Le design de cette moto «
Hunter
» est tout à fait unique, surtout ce modèle précis. On en voit rarement à Nankin
! Ni Duoduo, poussant sa moto Hunter rouge, semblait incroyablement enthousiaste.
J'ai soupiré et je me suis approché pour jeter un coup d'œil.
Ce moteur Honda 100 cm3 à distribution internationale possède quatre vitesses. Il est équipé de freins à disque professionnels, d'un pot d'échappement en acier inoxydable et d'un collecteur d'échappement plus grand, également en acier inoxydable. Son atout majeur réside sans aucun doute dans son guidon de course à double débattement.
Je n'ai pas pu m'empêcher de soupirer : « Cette voiture est rare sur le marché ; je n'en ai pas vu beaucoup à Nankin. » J'ai jeté un nouveau coup d'œil à Ni Duoduo : « Comment as-tu fait pour en avoir une ? Elle a dû coûter plusieurs milliers, non ? »
« Tu t'y connais, hein ? » Ni Duoduo me lança un regard suffisant. « Il est pas mignon, notre bébé ? J'ai dépensé plus de trois mille pour lui ! Il est vraiment énergique quand il court ! »
J'ai hoché la tête. Cette moto est en effet très adaptée aux filles et ses performances sont excellentes, mais… J'ai jeté un coup d'œil à Ni Duoduo
: «
As-tu un permis
?
»
Cependant, je me suis vite rendu compte que j'avais posé une question inutile, car la voiture avait même une plaque d'immatriculation d'une autre province... De toute évidence, c'était une fausse plaque.

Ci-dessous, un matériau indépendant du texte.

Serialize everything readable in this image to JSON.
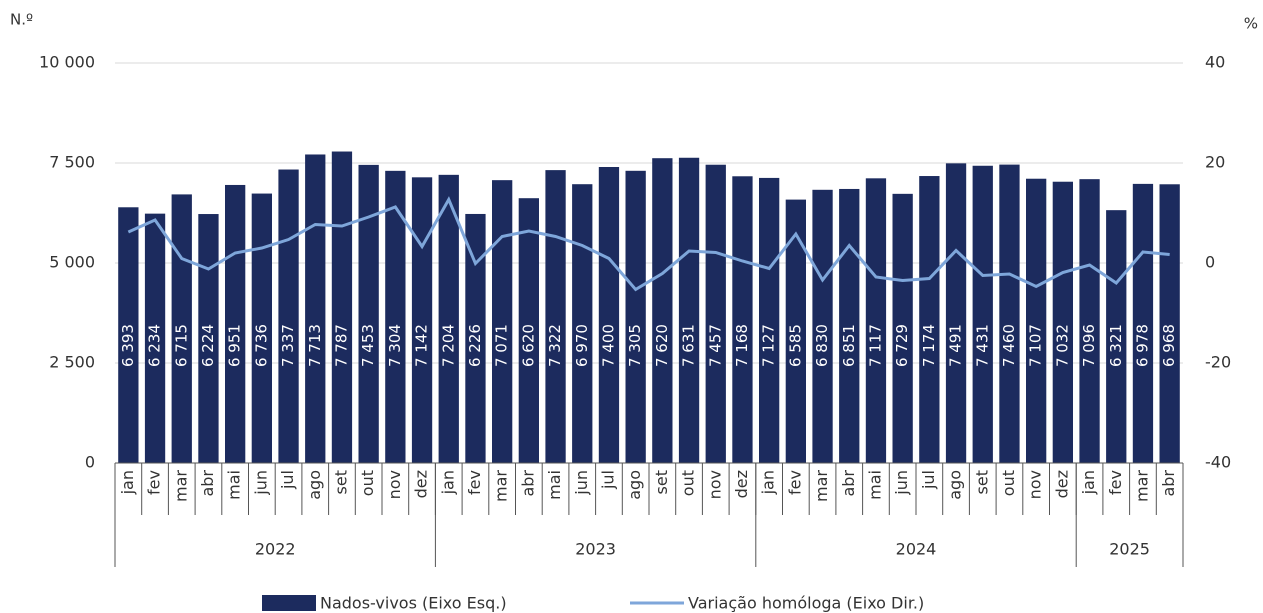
{
  "chart_data": {
    "type": "bar-line",
    "y_axis_label": "N.º",
    "y2_axis_label": "%",
    "categories": [
      "jan",
      "fev",
      "mar",
      "abr",
      "mai",
      "jun",
      "jul",
      "ago",
      "set",
      "out",
      "nov",
      "dez",
      "jan",
      "fev",
      "mar",
      "abr",
      "mai",
      "jun",
      "jul",
      "ago",
      "set",
      "out",
      "nov",
      "dez",
      "jan",
      "fev",
      "mar",
      "abr",
      "mai",
      "jun",
      "jul",
      "ago",
      "set",
      "out",
      "nov",
      "dez",
      "jan",
      "fev",
      "mar",
      "abr"
    ],
    "category_groups": [
      {
        "label": "2022",
        "span": 12
      },
      {
        "label": "2023",
        "span": 12
      },
      {
        "label": "2024",
        "span": 12
      },
      {
        "label": "2025",
        "span": 4
      }
    ],
    "series": [
      {
        "name": "Nados-vivos (Eixo Esq.)",
        "type": "bar",
        "color": "#1c2b5e",
        "values": [
          6393,
          6234,
          6715,
          6224,
          6951,
          6736,
          7337,
          7713,
          7787,
          7453,
          7304,
          7142,
          7204,
          6226,
          7071,
          6620,
          7322,
          6970,
          7400,
          7305,
          7620,
          7631,
          7457,
          7168,
          7127,
          6585,
          6830,
          6851,
          7117,
          6729,
          7174,
          7491,
          7431,
          7460,
          7107,
          7032,
          7096,
          6321,
          6978,
          6968
        ],
        "value_labels": [
          "6 393",
          "6 234",
          "6 715",
          "6 224",
          "6 951",
          "6 736",
          "7 337",
          "7 713",
          "7 787",
          "7 453",
          "7 304",
          "7 142",
          "7 204",
          "6 226",
          "7 071",
          "6 620",
          "7 322",
          "6 970",
          "7 400",
          "7 305",
          "7 620",
          "7 631",
          "7 457",
          "7 168",
          "7 127",
          "6 585",
          "6 830",
          "6 851",
          "7 117",
          "6 729",
          "7 174",
          "7 491",
          "7 431",
          "7 460",
          "7 107",
          "7 032",
          "7 096",
          "6 321",
          "6 978",
          "6 968"
        ]
      },
      {
        "name": "Variação homóloga (Eixo Dir.)",
        "type": "line",
        "axis": "y2",
        "color": "#7ea6da",
        "values": [
          6.2,
          8.6,
          0.9,
          -1.2,
          2.0,
          3.0,
          4.7,
          7.7,
          7.4,
          9.2,
          11.2,
          3.3,
          12.7,
          -0.1,
          5.3,
          6.4,
          5.3,
          3.5,
          0.9,
          -5.3,
          -2.1,
          2.4,
          2.1,
          0.4,
          -1.1,
          5.8,
          -3.4,
          3.5,
          -2.8,
          -3.5,
          -3.1,
          2.5,
          -2.5,
          -2.2,
          -4.7,
          -1.9,
          -0.4,
          -4.0,
          2.2,
          1.7
        ]
      }
    ],
    "ylim": [
      0,
      10000
    ],
    "yticks": [
      0,
      {
        "value": 2500,
        "label": "2 500"
      },
      {
        "value": 5000,
        "label": "5 000"
      },
      {
        "value": 7500,
        "label": "7 500"
      },
      {
        "value": 10000,
        "label": "10 000"
      }
    ],
    "y2lim": [
      -40,
      40
    ],
    "y2ticks": [
      -40,
      -20,
      0,
      20,
      40
    ],
    "grid": true
  }
}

Les plaques d'immatriculation pour motos à Nanjing sont très chères. La plupart des motards utilisent des plaques d'autres villes. Qu'elles soient authentiques ou fausses, en règle générale, tant que vous n'avez pas de contrôles approfondis et que vous conduisez prudemment (par exemple, ne roulez pas en tête aux feux rouges et ne soyez pas trop agressif en dépassant les policiers), tout se passera bien.
À Nankin, même selon une estimation prudente, la moitié des motos sur le marché ne possèdent pas de documents légaux complets ; beaucoup sont des véhicules non immatriculés.
« Allez, monte, oncle, je vais te faire visiter ! » dit fièrement Ni Duoduo en enfourchant le vélo.
La selle de cette moto était très étroite. J'ai hésité un instant, puis je suis monté et me suis assis derrière elle : « Vous ne portez pas de casque ? »
« Un casque ? » Les sourcils de Ni Duoduo se froncèrent d'excitation. « On va se moquer de moi si je porte un casque ! Tu as si peur de mourir ? »
Après avoir dit cela, elle a donné un coup de pied dans le cadre du vélo et a démarré le moteur avec fracas...
Il était évident que Ni Duoduo était une motarde très habile. En tout cas, elle a négocié plusieurs virages à vive allure, en penchant fortement sa moto ! Et aux feux rouges, elle changeait fréquemment de vitesse et se faufilait entre les voitures, zigzaguant dans des zones sans patrouilles de police… une vraie pro !
Ces circonstances m'ont rapidement fait comprendre quelque chose !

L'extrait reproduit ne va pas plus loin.